Some "Love" Can Kill
I've lived in America all my life, so I know that some folks are convinced that it's "loving" to let others do any foolish, self-destructive thing they want to. I didn't think that made sense before I converted to Catholicism, and I still don't.Moving along.
Marriage: Candy, Flowers, and Clogged Drains
When my wife and I married, I knew what sort of thing I was in for: a lifetime commitment; putting her life before mine; and cleaning out clogged drains.Also changing diapers and running errands.
And I wouldn't have it any other way. There are a lot of perks, besides "sleeping together," but make no mistake: there's work involved.
Here's a little of what the Catholic Church has to say about marriage, including a FAQ from bishops operating in America:
- Sirach 23:18
- Matthew 19:9
- 1 Corinthians 7:1-7
- Ephesians 5:21-30
- Catechism of the Catholic Church
- "Frequently Asked Questions About the Defense of Marriage"
United States Council of Catholic Bishops
- "Rambling on About Marriage, More or Less"
(August 13, 2010) - "Archbishop of Minnesota, About Proposition 8"
(August 8, 2010) - "California, Same-Sex Marriage, and Some Guy in Korea"
(August 7, 2010) - "Why State Definitions of Marriage Matter to This Catholic"
(June 23, 2010) - "Making Your Marriage Work Takes Work"
(February 14, 2010)
A disclaimer I make from time to time: I've got the full authority of 'some guy with a blog,' and that position doesn't carry much authority - certainly not in the Catholic Church.
2 comments:
I think maybe you're presuming that having sex when you're not married is somehow inherently hedonistic. I'd like to say that my husband and I were completely committed to each other when we had sex ... 3.5 years before we got married, 7 months before we got engaged. It had nothing to do with "carnal desires" or viewing sex as a contact sport. We were ready. We were committed to each other. We wanted to take that step.

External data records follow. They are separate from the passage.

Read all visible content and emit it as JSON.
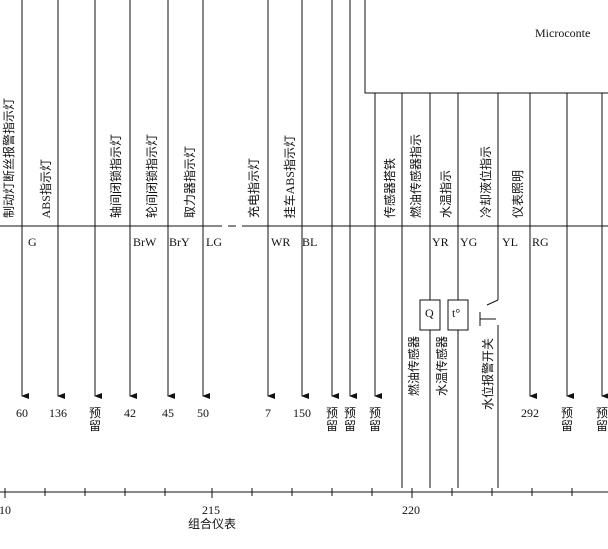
{
  "header": {
    "title": "Microconte"
  },
  "signals": [
    {
      "label": "制动灯断丝报警指示灯"
    },
    {
      "label": "ABS指示灯"
    },
    {
      "label": "轴间闭锁指示灯"
    },
    {
      "label": "轮间闭锁指示灯"
    },
    {
      "label": "取力器指示灯"
    },
    {
      "label": "充电指示灯"
    },
    {
      "label": "挂车ABS指示灯"
    },
    {
      "label": "传感器搭铁"
    },
    {
      "label": "燃油传感器指示"
    },
    {
      "label": "水温指示"
    },
    {
      "label": "冷却液位指示"
    },
    {
      "label": "仪表照明"
    }
  ],
  "wire_codes": [
    "G",
    "BrW",
    "BrY",
    "LG",
    "WR",
    "BL",
    "YR",
    "YG",
    "YL",
    "RG"
  ],
  "components": [
    {
      "symbol": "Q",
      "label": "燃油传感器"
    },
    {
      "symbol": "t°",
      "label": "水温传感器"
    },
    {
      "label": "水位报警开关"
    }
  ],
  "pins": [
    "60",
    "136",
    "预留",
    "42",
    "45",
    "50",
    "7",
    "150",
    "预留",
    "预留",
    "预留",
    "292",
    "预留",
    "预留"
  ],
  "scale": {
    "ticks": [
      "10",
      "215",
      "220"
    ],
    "label": "组合仪表"
  }
}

I have a problem with these hard-and-fast rules because the fact is that people, and relationships, are unique. I think that the issues my husband and I had to work through, and I'm talking about sexual issues here, were best dealt with before we were dealing with the stress of entering the "real world" - i.e. graduating college and starting our lives together. We had over 3 years to get to know each other sexually, such that by the time we were married and living together, our physical relationship really was a comfort in all that stress, because it was comfortable, not brand new. But everyone is unique. Telling everyone to do the exact same thing, that the exact same things hurt everyone the same, is untrue.
I think there are huge problems with our society and how people perceive and practice sexuality, such as the "sex as litmus test" idea (yes, sex takes practice and communication. Just because it's not incredible the first time doesn't mean the relationship is doomed.) And people do rush into sexual relationships before they're ready. But I think this has much more to do with the fact that, while young people will get a cursory and clinical "sex education" course in school, they don't get any "love education." And that's how they end up hurting each other and themselves.
Carla,
No. I'm presuming that, in general, sex is a whole lot of fun, whether the participants are married to each other or not.
Also, repeating part of what I wrote before, "I've known folks who were nice people, lived together 'without benefit of clergy,' and never got struck by lightning."
There are folks who live together for life, do a good job of it, and are more 'married' in some senses of the word, than most folks who filled out all the proper forms.
What I do presume is that it's easier to commit to another person after formally committing to another person.
And that the Catholic Church teaches that marriage is a really good idea for folks who want to join sexually.